How Replacements.com built a better (and less expensive) mousetrap
Presenting 1.3 million SKUs online is difficult enough—but when 90% of it is long-tail inventory that might remain dormant for years until a customer request comes in, the economics of product display are even more challenging. Throw in a corporate mandate of frugal spending, and you have the situation Replacements Ltd. found itself in–and found a way out of.
The primary business of Replacements and its web site, Replacements.com, is replacing and filling in the missing pieces in consumers` china, silver flatware and crystal collections. The fragile inventory must be handled by hand rather than automated systems, which is why about half of the company’s 500-plus employees work in its warehouse. So about 50% of Replacements’ budget is devoted to its operations area where that manpower function resides; a given at annual budget time.
Given heavy demands on the budget by operations, Replacements has to be creative with what’s left in order to get everything done. And that’s sparked some original thinking that might not otherwise have surfaced, according to vice president of e-commerce Jack Whitley. For example, about 10% of the million-plus SKUs it offers is popular and sells regularly. Much of the other 90%, including a large number of discontinued patterns, is long-tail inventory that sells far less frequently.
That’s not to say shoppers don’t want to look at it online. Replacements now serves about 25 million pages and gets well over 2.5 million visitors per month. With a high look-to-book ratio on the larger part of its inventory, presenting photos of the entire catalog online was prohibitively expensive as traffic scaled up. “So we’ve always looked for the way to do that technically in the most cost-effective way. It has to support itself,” says Whitley.
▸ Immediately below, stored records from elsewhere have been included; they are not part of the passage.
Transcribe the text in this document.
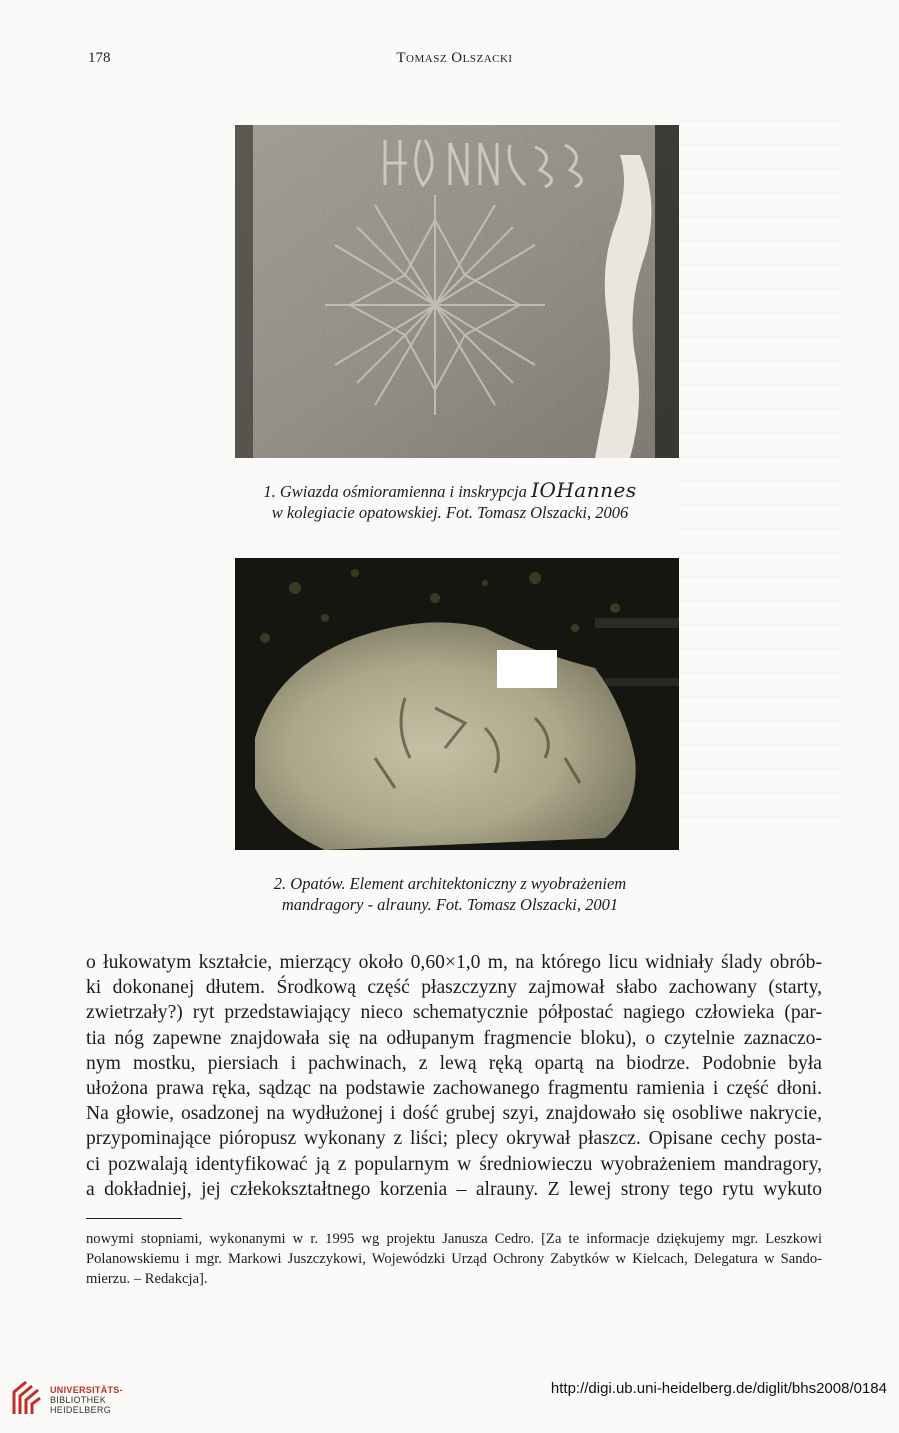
178	Tomasz Olszacki
1. Gwiazda ośmioramienna i inskrypcja IOHannes
w kolegiacie opatowskiej. Fot. Tomasz Olszacki, 2006
2. Opatów. Element architektoniczny z wyobrażeniem
mandragory - alrauny. Fot. Tomasz Olszacki, 2001
o łukowatym kształcie, mierzący około 0,60×1,0 m, na którego licu widniały ślady obrób-
ki dokonanej dłutem. Środkową część płaszczyzny zajmował słabo zachowany (starty,
zwietrzały?) ryt przedstawiający nieco schematycznie półpostać nagiego człowieka (par-
tia nóg zapewne znajdowała się na odłupanym fragmencie bloku), o czytelnie zaznaczo-
nym mostku, piersiach i pachwinach, z lewą ręką opartą na biodrze. Podobnie była
ułożona prawa ręka, sądząc na podstawie zachowanego fragmentu ramienia i część dłoni.
Na głowie, osadzonej na wydłużonej i dość grubej szyi, znajdowało się osobliwe nakrycie,
przypominające pióropusz wykonany z liści; plecy okrywał płaszcz. Opisane cechy posta-
ci pozwalają identyfikować ją z popularnym w średniowieczu wyobrażeniem mandragory,
a dokładniej, jej człekokształtnego korzenia – alrauny. Z lewej strony tego rytu wykuto
nowymi stopniami, wykonanymi w r. 1995 wg projektu Janusza Cedro. [Za te informacje dziękujemy mgr. Leszkowi
Polanowskiemu i mgr. Markowi Juszczykowi, Wojewódzki Urząd Ochrony Zabytków w Kielcach, Delegatura w Sando-
mierzu. – Redakcja].
UNIVERSITÄTS-
BIBLIOTHEK
HEIDELBERG
http://digi.ub.uni-heidelberg.de/diglit/bhs2008/0184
To resolve that issue affordably, Replacements found a way to tap the same internal database its call center agents use to create product pages for the web site. Some 300,000 inventory pages are drawn out of the internal database in a batched process each night, providing a near real-time inventory display for the web site. “We didn’t have to invest millions in infrastructure to host the application servers needed for 2.5 million visitors a month,” Whitley says.